LOS ANGELES — Gov. Gavin Newsom heads back to work Sept. 15 after receiving an overwhelming vote of confidence from the state’s voters in the attempt to recall him.

The “no” votes topped the “yes” votes by a 63.9%-36.1% margin with 100% of the state’s precincts reporting, according to figures released by the Secretary of State’s Office.

Every major network and news organization called the race for Newsom less than an hour after polls closed at 8 p.m. election night.

Total voter turnout was 41.6%, with more than 9 million of the state’s 22 million registered voters casting ballots.

In Los Angeles County, 70.85% of the voters said “no” to the recall — almost 1.6 million. Turnout was 39.77 percent of the county’s more than 5.6 million registered voters.

Newsom, appearing weary from weeks of intense campaigning, spoke to supporters and claimed victory from Sacramento election night, saying the resounding “no” vote was in support of democratic and progressive ideals and a rejection of cynical divisions.

I want to focus on what we said yes to as a state,” Newsom said. “We said yes to science. We said yes to vaccines. We said yes to ending this pandemic. We said yes to people’s right to vote without fear of fake fraud or voter suppression. We said yes to women’s fundamental constitutional right to decide for herself what she does with her body, her fate and her future.

We said yes to diversity. We said yes to inclusion. … We said yes to all those things that we hold dear as Californians, and I would argue as Americans — economic justice, social justice, racial justice, environmental justice. … All of those things were on the ballot this evening and so I’m humbled and grateful to the millions and millions of Californians who exercised their fundamental right to vote and expressed themselves so overwhelmingly by rejecting the division, by rejecting the cynicism.”

He added: “Tonight, I am humbled, grateful, but resolved in the spirit of my political hero Robert Kennedy to make more gentle the life of this world.”

The recall ballot contained only two questions: should Newsom be recalled — removed — from office, and if so, which of the 46 candidates on the ballot or seven write-in candidates should replace him?

Newsom needed 50% or more voters to respond “no” to the first question to remain in office. With Newsom convincingly passing that mark, the second question was quickly deemed irrelevant.

Had things gone differently, Republican talk-show host Larry Elder would have claimed the governor’s office. Elder drew 46.9% of the vote in the field of 46 replacement candidates, with Democrat Kevin Paffrath a distant second at 9.8% and Republican former San Diego Mayor Kevin Faulconer in third with 8.6%.

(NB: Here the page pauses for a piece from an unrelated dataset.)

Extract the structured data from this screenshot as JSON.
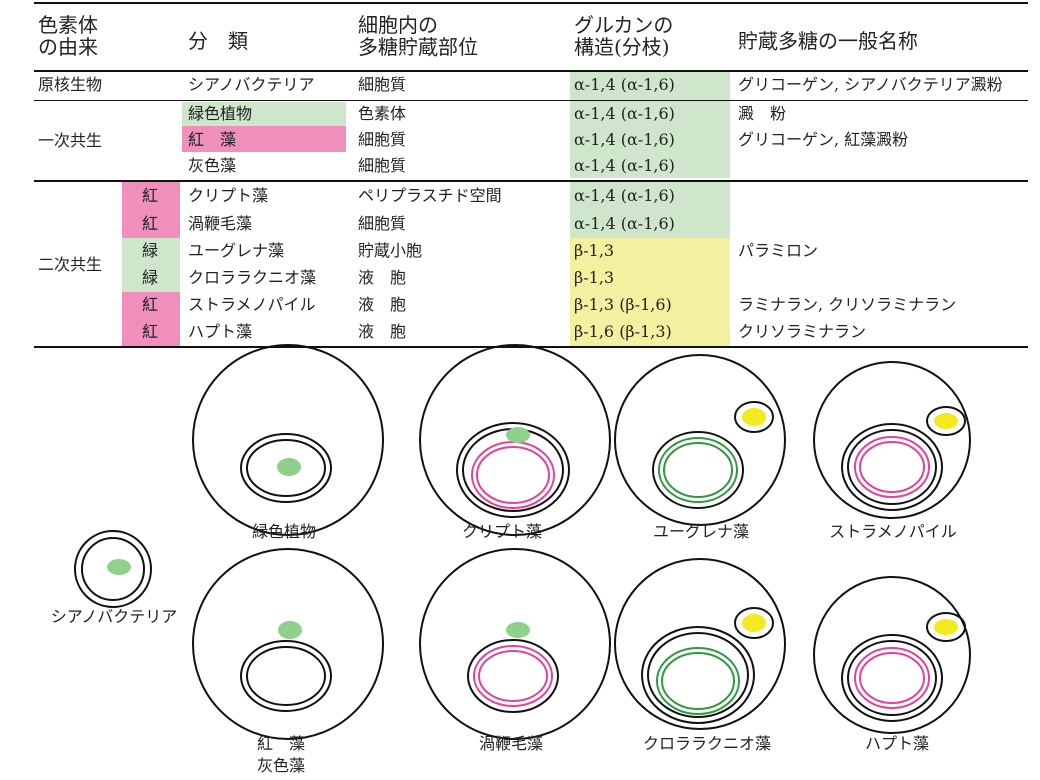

Faulconer, speaking before any results were in, positioned the recall as “a referendum on Gavin Newsom’s failure,” saying, “That’s why so many Californians not only signed the recall petition, but that’s why Californians in all parts of the state, all party registrations, are ready for a change at the top.”

But he quickly conceded defeat Tuesday night.

It’s clear that our work in California is not finished,” he told supporters. “This recall showed that if you keep the focus on Gavin Newsom, he can be beat. … The focus of this election turned into national politics and personalities.”

Elder was not so quick to concede, but he finally took the stage at his campaign-night party in Costa Mesa at 10 p.m. and admitted defeat.

“Let’s be gracious in defeat,” Elder told the crowd. “We may have lost the battle but we are going to win the war.”

He again rattled off criticisms of Newsom’s leadership, citing rising crime, rampant homelessness and lagging education.

Another prominent Republican in the race, businessman John Cox — who finished fifth at 4.4% — conceded defeat early, but told supporters the fight to gain control of the state is not over.

I’m a CPA. I’m a businessman,” he said. “I’m horrified at the waste, the corruption, the mismanagement of this state. I’m still hopeful that I’ll get a chance to manage this government and turn it around. But a message has been sent. A message has been sent to the majority party. This battle has just begun.”

With the victory, Newsom avoided the fate of former California Gov. Gray Davis, who was removed from office by recall in 2003, replaced by actor Arnold Schwarzenegger.